Crystal Bock of Scheffel and Boyle presented the county’s annual audit report and Duncan gave his mid-year budget review. For details about those presentations, see the Finance Committee story on page 3A.

A meeting will be held with representatives from various state agencies to discuss fly ash at 2:30 p.m., Wednesday, March 29, in the county board room.

An outdoor lighting project for the courthouse was approved, with the county to pay about $10,800 and the remaining $7,336 to come from DCEO. The county was approved for the funds in September, and the project must be completed by May 8 or the county loses the state funds. The project, which will involve all LED lights, will include four floodlights shining onto the dome, 12 floodlights placed around the perimeter of the courthouse, a pole light with two floodlights over the employee parking area and another light on that pole facing the courthouse; and a floodlight on the flag. Sheriff Shawn Kahl agreed to supply the labor and materials to make concrete bases for the lights to save the county some money, while an outside contractor will be used for the roof and electrical work. The county’s portion of the funds will come from the Capital Improvement Fund.

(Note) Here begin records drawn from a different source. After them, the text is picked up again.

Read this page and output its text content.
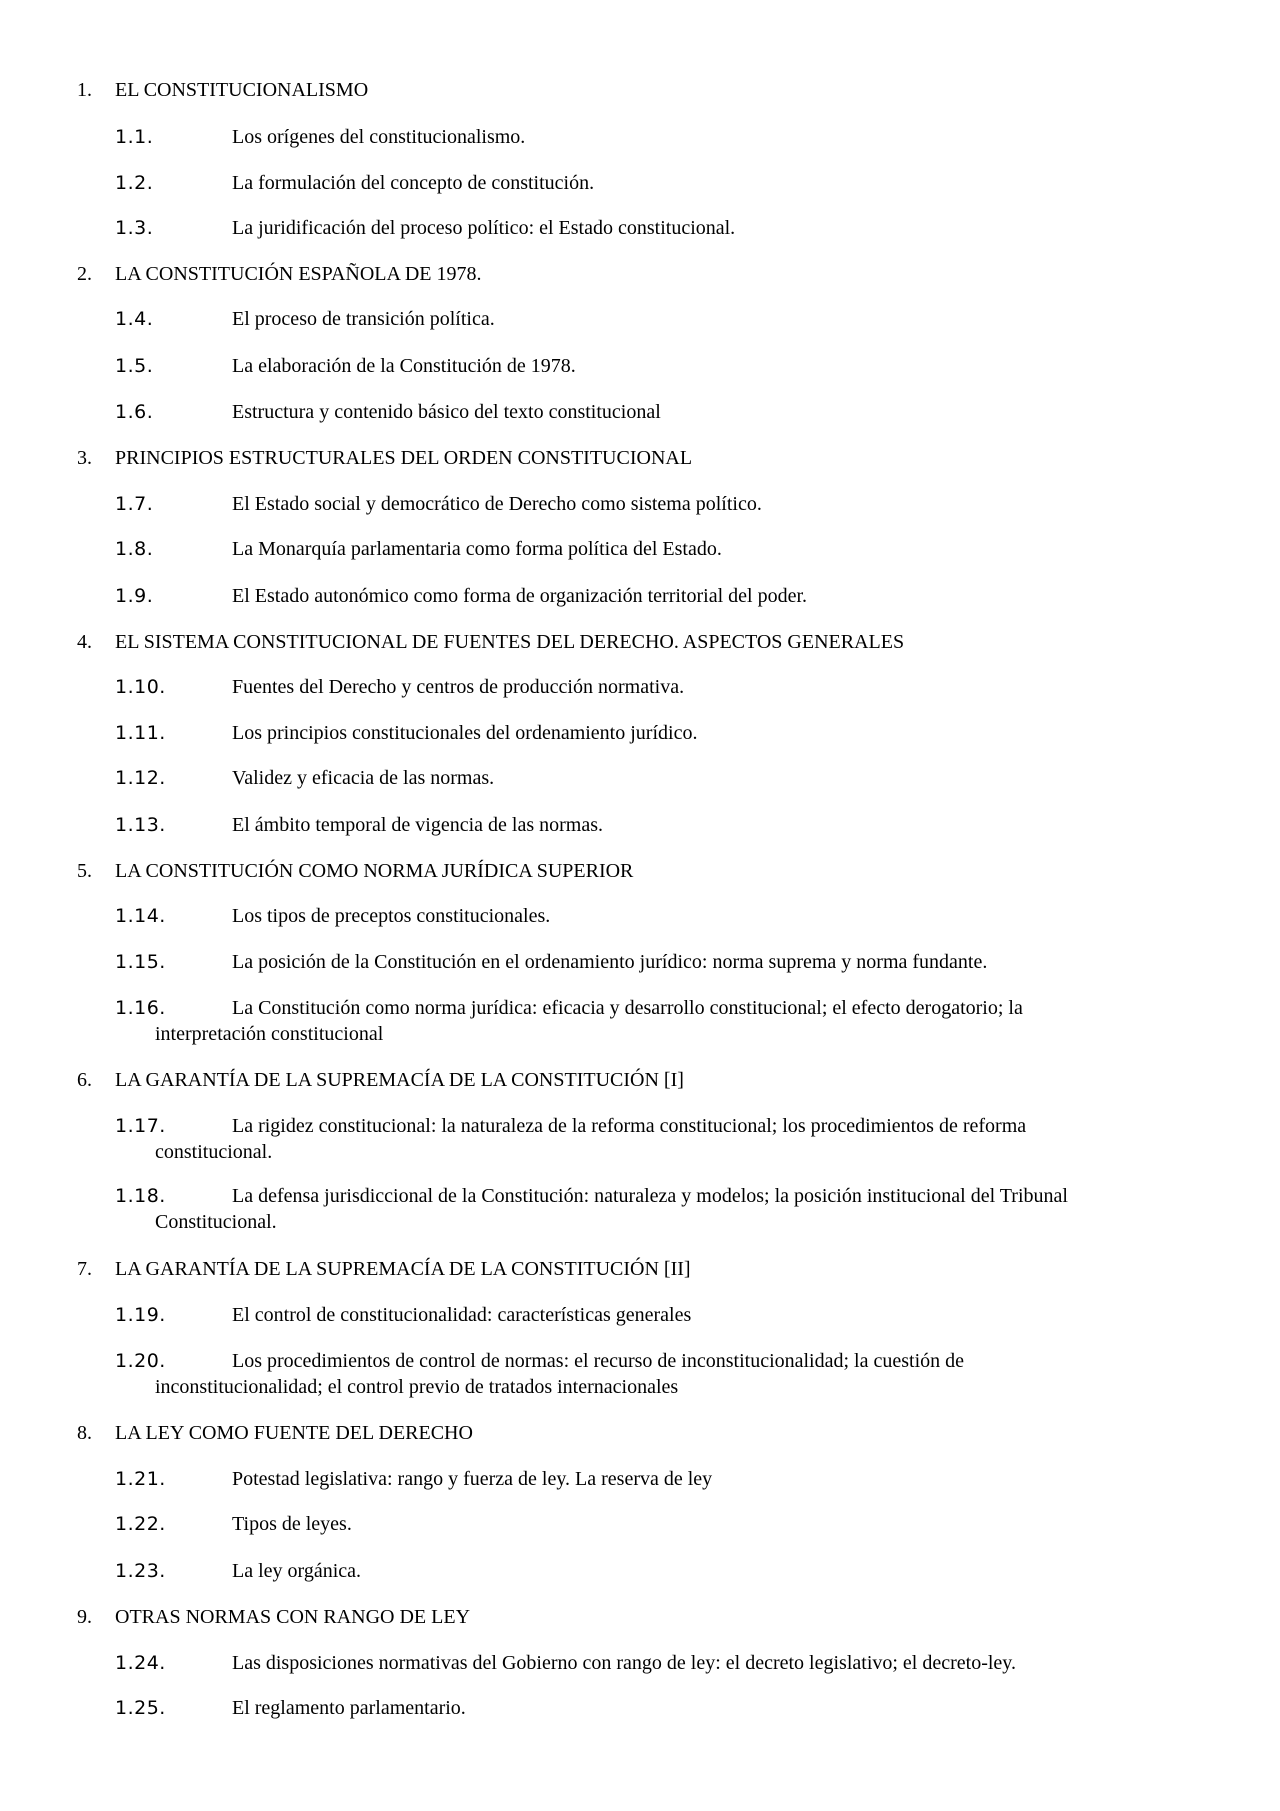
1. EL CONSTITUCIONALISMO
1.1.	Los orígenes del constitucionalismo.
1.2.	La formulación del concepto de constitución.
1.3.	La juridificación del proceso político: el Estado constitucional.
2. LA CONSTITUCIÓN ESPAÑOLA DE 1978.
1.4.	El proceso de transición política.
1.5.	La elaboración de la Constitución de 1978.
1.6.	Estructura y contenido básico del texto constitucional
3. PRINCIPIOS ESTRUCTURALES DEL ORDEN CONSTITUCIONAL
1.7.	El Estado social y democrático de Derecho como sistema político.
1.8.	La Monarquía parlamentaria como forma política del Estado.
1.9.	El Estado autonómico como forma de organización territorial del poder.
4. EL SISTEMA CONSTITUCIONAL DE FUENTES DEL DERECHO. ASPECTOS GENERALES
1.10.	Fuentes del Derecho y centros de producción normativa.
1.11.	Los principios constitucionales del ordenamiento jurídico.
1.12.	Validez y eficacia de las normas.
1.13.	El ámbito temporal de vigencia de las normas.
5. LA CONSTITUCIÓN COMO NORMA JURÍDICA SUPERIOR
1.14.	Los tipos de preceptos constitucionales.
1.15.	La posición de la Constitución en el ordenamiento jurídico: norma suprema y norma fundante.
1.16.	La Constitución como norma jurídica: eficacia y desarrollo constitucional; el efecto derogatorio; la
interpretación constitucional
6. LA GARANTÍA DE LA SUPREMACÍA DE LA CONSTITUCIÓN [I]
1.17.	La rigidez constitucional: la naturaleza de la reforma constitucional; los procedimientos de reforma
constitucional.
1.18.	La defensa jurisdiccional de la Constitución: naturaleza y modelos; la posición institucional del Tribunal
Constitucional.
7. LA GARANTÍA DE LA SUPREMACÍA DE LA CONSTITUCIÓN [II]
1.19.	El control de constitucionalidad: características generales
1.20.	Los procedimientos de control de normas: el recurso de inconstitucionalidad; la cuestión de
inconstitucionalidad; el control previo de tratados internacionales
8. LA LEY COMO FUENTE DEL DERECHO
1.21.	Potestad legislativa: rango y fuerza de ley. La reserva de ley
1.22.	Tipos de leyes.
1.23.	La ley orgánica.
9. OTRAS NORMAS CON RANGO DE LEY
1.24.	Las disposiciones normativas del Gobierno con rango de ley: el decreto legislativo; el decreto-ley.
1.25.	El reglamento parlamentario.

Jim Alderson, representing the board Union Miners Cemetery in Mt. Olive, informed the board that a cemetery walk event is being planned for Oct. 15 (Miners Day in Illinois), in part to tell the stories of the miners killed at the Battle of Virden, General Bradley of Mt. Olive and some of the miners buried in the cemetery. He asked the members for any assistance they might be able to give in terms of helping the cemetery board generate interest in the event and general Route 66 tourism in the county, such as advice, making connections for the board and spreading the word about the event.

Kent Tarro gave the board a quick update on the transportation program, noting that, a of March 3, a total of 4,883 people have used the service. That breaks down to 90.67 percent in-county and 9.34 percent out-of-county residents, as well as 53.88 percent using it as public transportation and 46.13 percent using it as senior transportation. He said many of the non-residents are traveling to Maple Street Clinic, as the transportation service provides transportation from within 15 miles of the county line to the clinic, which serves a total of about 7,000 patients from15 counties.

The board appointed Cathy Petrak to the Building and Grounds, Courts, Environmental and Liquor committees, as well as to be the Illinois Valley representative; re-appointed Ed Marburger and Dennis Yokley to the Mt. Olive Fire Protection District for three-year terms expiring April 30, 2020; and appointed Kristine Jarden to fill the unexpired term of Richard Johnson on the Fosterburg Water District Board, expiring May 1, 2019.

Three project petitions were approved for bridge replacements: Brighton #12 at a cost of $14,000; Western Mound #39 at a cost of $9,000 and Western Mound #40 at a cost of $4,000. The county will be responsible for half the cost of each project.

Under matters of recognition, Tony Wiggins mentioned that Macoupin TAILS recently made a $5,000 payment on their loan and will be making another after their upcoming banquet. He also commended the highway department workers for their fast response getting a tree off a road near the Madison County line early in the morning following the storm that caused extensive damage in Sawyerville.

The board also approved a contract with Unterbrink Construction for the courthouse elevator upgrade project, pending the addition of start and completion dates; agreed to have State’s Attorney Jennifer Watson hire Rick Stewart as an attorney for union negotiations and labor management issues, as the previous attorney who handled such matters has retired; approved a preliminary engineering agreement with Cummins Engineering Corporation for guardrail upgrades on various county highways; and approved the consent agenda, which included the claims and officers report, mileage and per diem, revolving loan fund report for February, county clerk report for February, animal control report for February, lease report for 2016, a fine breakdown for $60/$120/$140 tickets and the committee meeting monthly schedule calendar.

Next month’s meeting will be held on Wednesday, April 12, because of township board meetings being held on Tuesday.